We knew at that point that we wanted to see what farming was all about. We looked at a farm apprenticeship near Montpelier, but a friend in Scott’s hometown of Rutland encouraged us to consider Rutland area farms. With the buzz surrounding RAFFL (the Rutland Area Farm and Food Link) and its help for beginning farmers, we felt very compelled to settle in the area. We approached Paul Horton of Foggy Meadow Farm in Benson to see if he was interested in hiring apprentices. He was, and invited us to visit in January.

We arrived on a cold, snowy day and were amazed to see unheated greenhouses full of spinach and other tasty greens.

Paul’s interest in teaching us about farming, and knack for bringing high quality produce to market, was all we needed to decide that we would spend six months in 2009 working on his farm. That season, we worked 55 hours each week and absorbed as much as we could about Paul’s operation—technical skills, equipment use, marketing, business planning. At the end of the season, we were still unclear about whether farming commercially was in our future.

With part-time work starting in the fall of 2009 co-managing the Shrewsbury Cooperative at Pierce’s Store, a historic general store that reopened as a small food co-op, we approached another local farmer about finding space for a garden. I think we had a large personal garden in mind, but when Greg Cox of Boardman Hill Farm in West Rutland suggested that we “just take an acre,” we started thinking about going to market. We decided on a half acre for that first season in 2010. With an unconventional free lease agreement, we were able to use Boardman Hill’s equipment, refrigeration, and processing areas. The generosity of Greg and his wife Gay allowed us to really “go for it” without much risk.

In the early months of 2010, we started taking advantage of the many training programs for beginning farmers in Vermont. We signed up for Growing Places and learned all about crafting our business vision, setting goals, and the basics of financial management. We took part in NOFA-VT and RAFFL workshops. We saved money through an IDA (Individual Development Account) program that we put towards our business. In May, we started attending the Rutland Summer Farmers’ Market and sold nearly $10,000 in produce our first season. That boosted our confidence enough to know that we could do this as our profession.

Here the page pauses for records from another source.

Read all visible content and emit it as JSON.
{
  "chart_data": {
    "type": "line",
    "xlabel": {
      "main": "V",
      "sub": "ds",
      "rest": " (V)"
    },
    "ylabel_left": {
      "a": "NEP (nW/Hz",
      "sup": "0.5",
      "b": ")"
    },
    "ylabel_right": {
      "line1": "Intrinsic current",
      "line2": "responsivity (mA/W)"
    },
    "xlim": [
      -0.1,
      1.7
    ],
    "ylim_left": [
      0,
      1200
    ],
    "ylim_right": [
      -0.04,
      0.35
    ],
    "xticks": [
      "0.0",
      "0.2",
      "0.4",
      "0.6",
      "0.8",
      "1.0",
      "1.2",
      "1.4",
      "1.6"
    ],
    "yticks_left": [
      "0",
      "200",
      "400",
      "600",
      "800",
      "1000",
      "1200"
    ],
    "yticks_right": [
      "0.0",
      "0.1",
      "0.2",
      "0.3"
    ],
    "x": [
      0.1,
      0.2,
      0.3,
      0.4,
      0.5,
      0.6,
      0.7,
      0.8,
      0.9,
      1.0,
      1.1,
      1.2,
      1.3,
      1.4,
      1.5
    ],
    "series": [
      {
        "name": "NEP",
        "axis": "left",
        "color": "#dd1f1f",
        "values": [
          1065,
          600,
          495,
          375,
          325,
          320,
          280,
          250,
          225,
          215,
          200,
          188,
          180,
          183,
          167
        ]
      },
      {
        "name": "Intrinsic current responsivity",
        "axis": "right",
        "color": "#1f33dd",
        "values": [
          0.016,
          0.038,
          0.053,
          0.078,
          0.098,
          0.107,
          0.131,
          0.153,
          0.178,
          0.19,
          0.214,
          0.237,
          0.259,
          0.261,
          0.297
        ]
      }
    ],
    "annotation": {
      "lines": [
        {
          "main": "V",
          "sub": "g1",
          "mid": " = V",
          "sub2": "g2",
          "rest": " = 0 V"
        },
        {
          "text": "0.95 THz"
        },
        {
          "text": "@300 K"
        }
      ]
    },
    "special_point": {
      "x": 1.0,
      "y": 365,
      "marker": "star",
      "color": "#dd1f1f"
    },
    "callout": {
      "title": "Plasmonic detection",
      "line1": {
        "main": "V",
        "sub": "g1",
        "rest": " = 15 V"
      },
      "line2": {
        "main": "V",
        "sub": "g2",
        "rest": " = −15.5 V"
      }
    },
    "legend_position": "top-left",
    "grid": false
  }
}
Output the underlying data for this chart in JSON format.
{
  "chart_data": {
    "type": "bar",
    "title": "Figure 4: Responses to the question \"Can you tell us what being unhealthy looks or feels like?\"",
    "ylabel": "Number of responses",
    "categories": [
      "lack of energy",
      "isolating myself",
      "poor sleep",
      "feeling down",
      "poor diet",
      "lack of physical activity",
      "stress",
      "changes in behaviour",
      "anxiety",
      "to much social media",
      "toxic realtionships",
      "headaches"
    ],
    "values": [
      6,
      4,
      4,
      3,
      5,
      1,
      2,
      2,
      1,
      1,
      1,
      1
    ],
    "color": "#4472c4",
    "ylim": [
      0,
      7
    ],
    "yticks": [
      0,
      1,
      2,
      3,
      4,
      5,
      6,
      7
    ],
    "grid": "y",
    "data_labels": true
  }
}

We are starting our third year of growing, and things couldn’t be better. We have scaled up little by little and purchased equipment that will help us to be more efficient. We’ve continued to take part in as many workshops and trainings as possible, including the Holistic Management Whole Farm Planning course and Dan Kitteredge’s Nutrient Dense Crop Production. I’ve attended WAgN trainings and the Women in Sustainable Agriculture Conference. Starting this year, we’ll work with the VT Farm Viability Program to fine tune our business practices and plan for the future.